Novel EGFR inhibitors attenuate cardiac hypertrophy induced by angiotensin II
Cardiac hypertrophy is an important risk factor for heart failure. Epidermal growth factor receptor (EGFR) has been found to play a role in the pathogenesis of various cardiovascular diseases. The aim of this current study was to examine the role of EGFR in angiotensin II (Ang II)‐induced cardiac hypertrophy and identify the underlying molecular mechanisms. In this study, we observed that both Ang II and EGF could increase the phospohorylation of EGFR and protein kinase B (AKT)/extracellular signal‐regulated kinase (ERK), and then induce cell hypertrophy in H9c2 cells.

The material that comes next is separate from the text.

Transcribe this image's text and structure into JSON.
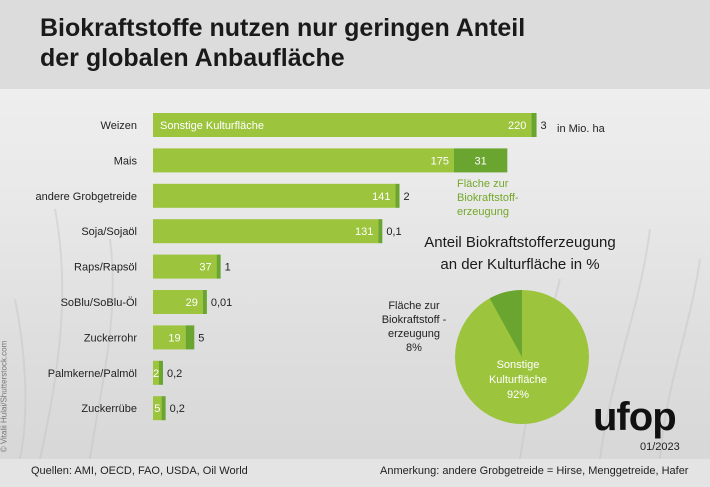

Both pharmacological inhibitors and genetic silencing significantly reduced Ang II‐induced EGFR signalling pathway activation, hypertrophic marker overexpression, and cell hypertrophy. In addition, our results showed that Ang II‐induced EGFR activation is mediated by c‐Src phosphorylation. In vivo, Ang II treatment significantly led to cardiac remodelling including cardiac hypertrophy, disorganization and fibrosis, accompanied by the activation of EGFR signalling pathway in the heart tissues, while all these molecular and pathological alterations were attenuated by the oral administration with EGFR inhibitors. In conclusion, the c‐Src‐dependent EGFR activation may play an important role in Ang II‐induced cardiac hypertrophy, and inhibition of EGFR by specific molecules may be an effective strategy for the treatment of Ang II‐associated cardiac diseases.